Throughout the early 1980’s, as Basquiat received international acclaim, the skull took its place among a number of figural forms through which the artist channeled his new identity. Alongside the athletic champions, kings and martyrs that populated his works of the period, the skull retained a power. It was both anonymous and unique; a link to the past and—although unbeknownst to him at the time—a dark harbinger of his own untimely end. It also reflected the very real dangers to young black life that haunt the streets of New York to this day.
In This Case is recognized as Basquiat’s tribute to Michael Stewart, a young African American street artist in his 20’s whose death following his arrest by police in 1983 shook the community. Stewart’s treatment while in police custody and trials of the officers generated debate regarding police brutality.
Large-scale depictions of skulls remain the most coveted works by Basquiat at auction.

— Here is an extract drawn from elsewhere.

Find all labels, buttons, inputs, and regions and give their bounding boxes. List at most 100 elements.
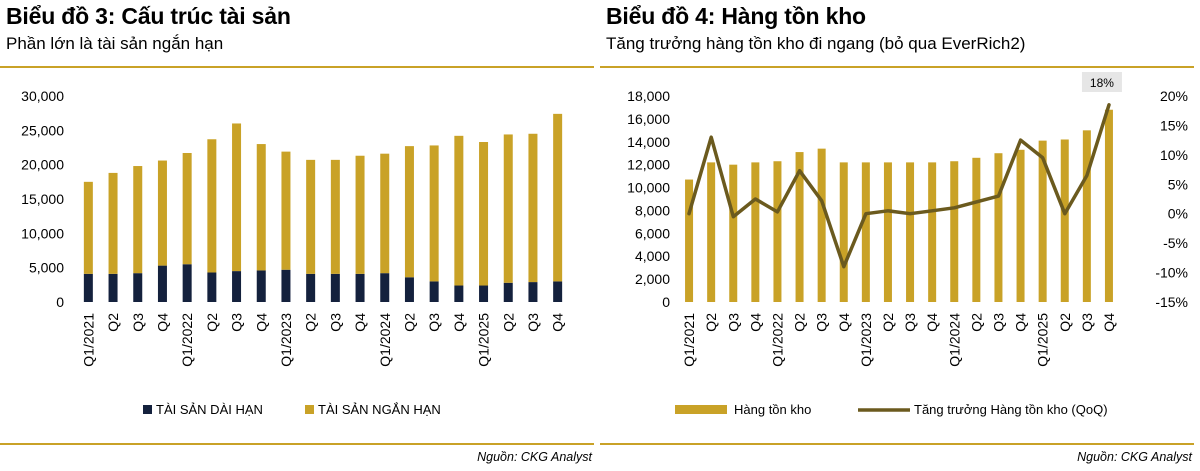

To date, two works by Basquiat have sold above the $50 million mark, including Untitled from 1982, sold at Christie’s New York in May 2016 for $57.3 million.
In This Case will be on view at Christie’s Hong Kong on 28 April before returning to New York for exhibition at Rockefeller Center ahead of Christie’s 20/21 spring auction series. On May 11, the livestreamed auction of Christie’s first Evening Sale devoted to the art of the 21st Century will create a landmark moment that will define the future of collecting.